Choosing how to invest your hard-earned cash can be overwhelming because of all the options available to you. The worst thing you can do, however, is nothing.

What is it?

A tax-deferred investment is one for which you pay federal income taxes when you take money out of the investment rather than during the time the money is invested. Any earnings your contributions produce while they remain invested are also tax deferred.

Some investments also allow you to invest pre-tax dollars, so neither the contribution nor its potential earnings are taxed until they are withdrawn.

How does it work?

First, since your money is being reinvested and nothing is being taken out to pay taxes, you've potentially got more money to compound and grow. That means when you withdraw the funds, your investment may be larger than a similar investment that is subject to capital gains tax each year.

Second, if you're investing for retirement, you may be in a lower tax bracket at the time you withdraw the money than you are now.

Because tax-deferred investments are generally designed to help you invest for specific long-term goals (such as retirement or a child’s education), there are restrictions on when the money can be withdrawn without penalty. Early withdrawals may be subject to sales charges and fees. Withdrawals prior to age 59½ may be subject to a 10 percent income tax penalty.

What types are available?

  • Employer-sponsored plans. One place to start investing for your retirement is an employer-sponsored plan such as a 401(k), 403(b) or 457. These typically allow both pre-tax contributions and tax-deferred compounding. Many employers will also contribute a matching percentage of your contribution into these plans. Check with your employer to determine which benefits are available to you and how you can begin to participate.

  • Individual Retirement Accounts (IRAs). There are two kinds of these plans: traditional and Roth IRAs. Traditional IRAs may allow you to contribute on a pre-tax basis, depending on factors such as your income level. With a Roth IRA, you won't be able to make pre-tax contributions, but earnings could potentially be tax-free if certain conditions are met.

  • Annuities. These tax-deferred investments are contracts between you and an insurance company that are designed to provide an accumulation phase and a payout phase. Annuities are issued by life insurance companies because they provide death benefits and may also include other guarantees. Death benefits help protect your beneficiaries if you die before the annuity's proceeds have been distributed. Annuities do have limitations, and guarantees are subject to the claims-paying ability of the issuing insurance company.

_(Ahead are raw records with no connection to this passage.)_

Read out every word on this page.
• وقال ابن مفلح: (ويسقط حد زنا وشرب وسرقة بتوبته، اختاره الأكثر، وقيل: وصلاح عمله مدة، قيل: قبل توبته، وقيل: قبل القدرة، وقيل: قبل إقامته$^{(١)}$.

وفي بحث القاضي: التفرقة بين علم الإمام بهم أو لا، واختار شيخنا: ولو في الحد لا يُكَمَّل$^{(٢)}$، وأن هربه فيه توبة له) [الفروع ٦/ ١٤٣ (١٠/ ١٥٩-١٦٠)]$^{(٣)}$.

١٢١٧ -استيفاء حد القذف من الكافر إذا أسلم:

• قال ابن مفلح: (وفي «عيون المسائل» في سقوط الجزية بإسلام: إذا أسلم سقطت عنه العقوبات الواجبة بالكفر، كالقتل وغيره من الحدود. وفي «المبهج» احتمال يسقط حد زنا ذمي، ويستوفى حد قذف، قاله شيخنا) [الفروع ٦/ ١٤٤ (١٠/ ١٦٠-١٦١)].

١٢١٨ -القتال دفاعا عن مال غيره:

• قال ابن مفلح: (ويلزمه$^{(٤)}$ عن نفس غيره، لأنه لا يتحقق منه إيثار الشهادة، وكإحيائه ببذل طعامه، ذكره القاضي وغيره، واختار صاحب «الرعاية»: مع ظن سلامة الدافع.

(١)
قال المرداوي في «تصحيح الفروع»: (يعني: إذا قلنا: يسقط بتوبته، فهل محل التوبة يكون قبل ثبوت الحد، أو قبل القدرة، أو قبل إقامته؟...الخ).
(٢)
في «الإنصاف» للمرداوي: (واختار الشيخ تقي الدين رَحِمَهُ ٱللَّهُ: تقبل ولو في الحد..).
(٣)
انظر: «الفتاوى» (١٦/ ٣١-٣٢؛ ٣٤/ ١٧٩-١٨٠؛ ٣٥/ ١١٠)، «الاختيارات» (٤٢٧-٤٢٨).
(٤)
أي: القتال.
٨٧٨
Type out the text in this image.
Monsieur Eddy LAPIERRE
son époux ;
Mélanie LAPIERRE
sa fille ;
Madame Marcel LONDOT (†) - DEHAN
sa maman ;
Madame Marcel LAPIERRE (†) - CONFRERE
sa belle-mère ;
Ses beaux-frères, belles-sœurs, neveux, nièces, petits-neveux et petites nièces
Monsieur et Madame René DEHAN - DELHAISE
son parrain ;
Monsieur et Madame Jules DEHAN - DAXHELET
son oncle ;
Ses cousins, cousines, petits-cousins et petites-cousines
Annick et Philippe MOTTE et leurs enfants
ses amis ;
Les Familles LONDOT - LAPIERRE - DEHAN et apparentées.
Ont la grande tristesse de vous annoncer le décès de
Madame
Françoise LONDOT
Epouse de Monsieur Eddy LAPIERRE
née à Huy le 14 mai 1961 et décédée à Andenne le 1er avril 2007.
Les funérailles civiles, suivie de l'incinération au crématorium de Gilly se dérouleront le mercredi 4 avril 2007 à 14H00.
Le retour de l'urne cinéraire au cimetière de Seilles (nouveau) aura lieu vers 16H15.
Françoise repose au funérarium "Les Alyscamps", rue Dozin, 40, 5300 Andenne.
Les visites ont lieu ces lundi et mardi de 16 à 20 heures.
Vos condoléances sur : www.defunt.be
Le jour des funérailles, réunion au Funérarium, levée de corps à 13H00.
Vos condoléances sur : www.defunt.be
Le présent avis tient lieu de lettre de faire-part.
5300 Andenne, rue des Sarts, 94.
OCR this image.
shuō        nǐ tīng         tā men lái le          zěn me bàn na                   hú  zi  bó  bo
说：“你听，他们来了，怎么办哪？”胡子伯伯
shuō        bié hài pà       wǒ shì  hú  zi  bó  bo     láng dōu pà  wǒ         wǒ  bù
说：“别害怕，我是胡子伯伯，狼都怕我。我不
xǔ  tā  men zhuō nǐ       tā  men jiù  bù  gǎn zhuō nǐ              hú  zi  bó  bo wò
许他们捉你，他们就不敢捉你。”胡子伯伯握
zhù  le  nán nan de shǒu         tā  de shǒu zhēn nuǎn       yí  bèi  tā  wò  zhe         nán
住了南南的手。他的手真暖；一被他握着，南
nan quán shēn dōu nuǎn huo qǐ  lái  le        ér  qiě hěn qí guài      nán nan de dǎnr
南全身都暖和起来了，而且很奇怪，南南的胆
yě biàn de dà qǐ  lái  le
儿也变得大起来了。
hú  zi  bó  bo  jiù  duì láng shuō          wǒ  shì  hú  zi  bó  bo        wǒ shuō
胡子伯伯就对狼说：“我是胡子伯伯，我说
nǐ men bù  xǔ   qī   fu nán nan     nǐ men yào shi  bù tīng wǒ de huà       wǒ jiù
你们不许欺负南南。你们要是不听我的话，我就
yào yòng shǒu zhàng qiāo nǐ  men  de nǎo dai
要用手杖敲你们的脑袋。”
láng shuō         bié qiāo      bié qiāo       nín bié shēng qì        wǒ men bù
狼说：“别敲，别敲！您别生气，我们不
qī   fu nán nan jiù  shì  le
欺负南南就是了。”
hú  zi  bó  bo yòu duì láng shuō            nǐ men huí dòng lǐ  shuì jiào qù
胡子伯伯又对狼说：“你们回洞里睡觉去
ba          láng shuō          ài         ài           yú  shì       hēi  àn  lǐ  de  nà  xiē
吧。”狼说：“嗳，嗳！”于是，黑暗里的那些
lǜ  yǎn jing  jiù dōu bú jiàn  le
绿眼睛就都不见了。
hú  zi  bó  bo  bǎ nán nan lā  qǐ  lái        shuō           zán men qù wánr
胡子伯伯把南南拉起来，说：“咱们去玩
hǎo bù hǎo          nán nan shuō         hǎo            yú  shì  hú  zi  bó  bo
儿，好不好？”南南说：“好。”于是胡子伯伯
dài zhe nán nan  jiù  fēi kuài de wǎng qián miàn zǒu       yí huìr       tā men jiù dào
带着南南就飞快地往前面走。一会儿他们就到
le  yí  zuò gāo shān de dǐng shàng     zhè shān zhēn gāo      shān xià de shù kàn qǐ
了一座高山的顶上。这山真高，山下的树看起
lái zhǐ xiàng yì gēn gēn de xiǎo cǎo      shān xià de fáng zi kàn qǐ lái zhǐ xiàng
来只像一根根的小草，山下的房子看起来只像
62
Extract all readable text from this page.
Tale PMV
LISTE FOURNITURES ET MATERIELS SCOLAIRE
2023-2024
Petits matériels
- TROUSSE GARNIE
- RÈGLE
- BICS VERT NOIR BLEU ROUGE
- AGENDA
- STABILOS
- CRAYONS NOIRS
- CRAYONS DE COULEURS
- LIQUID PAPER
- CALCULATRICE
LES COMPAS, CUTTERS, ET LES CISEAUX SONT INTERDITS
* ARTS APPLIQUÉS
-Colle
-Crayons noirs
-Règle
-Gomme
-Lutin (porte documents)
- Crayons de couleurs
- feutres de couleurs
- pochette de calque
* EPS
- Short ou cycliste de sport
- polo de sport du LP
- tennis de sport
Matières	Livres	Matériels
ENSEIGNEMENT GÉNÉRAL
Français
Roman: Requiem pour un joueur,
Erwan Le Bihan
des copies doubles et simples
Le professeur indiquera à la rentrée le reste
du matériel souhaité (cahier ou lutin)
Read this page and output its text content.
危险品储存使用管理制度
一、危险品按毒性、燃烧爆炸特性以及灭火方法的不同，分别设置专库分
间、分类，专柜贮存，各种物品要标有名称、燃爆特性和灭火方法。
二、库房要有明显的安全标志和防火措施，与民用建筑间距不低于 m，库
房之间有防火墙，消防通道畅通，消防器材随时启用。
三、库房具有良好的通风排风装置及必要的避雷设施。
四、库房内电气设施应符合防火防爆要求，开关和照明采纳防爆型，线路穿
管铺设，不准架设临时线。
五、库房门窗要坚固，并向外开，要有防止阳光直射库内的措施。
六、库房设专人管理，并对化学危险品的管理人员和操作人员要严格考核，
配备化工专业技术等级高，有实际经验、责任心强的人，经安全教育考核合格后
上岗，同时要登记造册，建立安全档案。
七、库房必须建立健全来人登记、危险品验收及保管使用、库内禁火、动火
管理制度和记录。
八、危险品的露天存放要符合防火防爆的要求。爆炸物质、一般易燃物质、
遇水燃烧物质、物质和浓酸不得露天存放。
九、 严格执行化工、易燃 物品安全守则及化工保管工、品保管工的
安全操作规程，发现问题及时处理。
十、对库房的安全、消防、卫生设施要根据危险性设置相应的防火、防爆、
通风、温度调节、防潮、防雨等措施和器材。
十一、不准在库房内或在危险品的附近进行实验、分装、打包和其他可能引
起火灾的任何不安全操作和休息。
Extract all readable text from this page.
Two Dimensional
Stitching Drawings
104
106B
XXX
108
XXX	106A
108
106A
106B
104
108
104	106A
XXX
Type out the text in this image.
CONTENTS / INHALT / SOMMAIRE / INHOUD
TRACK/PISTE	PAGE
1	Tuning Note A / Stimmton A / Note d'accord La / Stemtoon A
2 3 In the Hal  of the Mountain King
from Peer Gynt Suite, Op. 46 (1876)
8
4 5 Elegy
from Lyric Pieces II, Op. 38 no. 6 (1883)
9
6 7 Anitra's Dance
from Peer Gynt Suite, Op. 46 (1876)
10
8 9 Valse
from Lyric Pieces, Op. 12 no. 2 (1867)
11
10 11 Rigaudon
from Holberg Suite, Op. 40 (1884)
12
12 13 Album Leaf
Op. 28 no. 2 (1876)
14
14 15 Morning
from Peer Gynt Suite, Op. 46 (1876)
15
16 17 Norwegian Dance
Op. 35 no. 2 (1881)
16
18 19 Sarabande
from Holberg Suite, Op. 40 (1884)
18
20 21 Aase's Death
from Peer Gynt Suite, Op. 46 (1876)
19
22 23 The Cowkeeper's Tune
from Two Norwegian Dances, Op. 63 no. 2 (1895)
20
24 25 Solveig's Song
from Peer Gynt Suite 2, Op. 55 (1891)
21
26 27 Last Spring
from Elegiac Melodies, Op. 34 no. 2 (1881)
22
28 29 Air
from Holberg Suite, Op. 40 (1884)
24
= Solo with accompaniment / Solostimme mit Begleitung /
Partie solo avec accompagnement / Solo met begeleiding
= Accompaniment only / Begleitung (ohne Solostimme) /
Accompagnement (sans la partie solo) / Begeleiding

With so many choices available, it’s probably a good idea to consult an investment professional before you begin investing. He or she will work with you develop a plan based on those options that can best help you reach your retirement goals. Don't have an investment professional? Find out what an investment professional can do for you and learn how to choose one.

Carefully consider your current and anticipated personal financial circumstances as well as changes in tax rates and tax treatment of investment earnings when making investment decisions.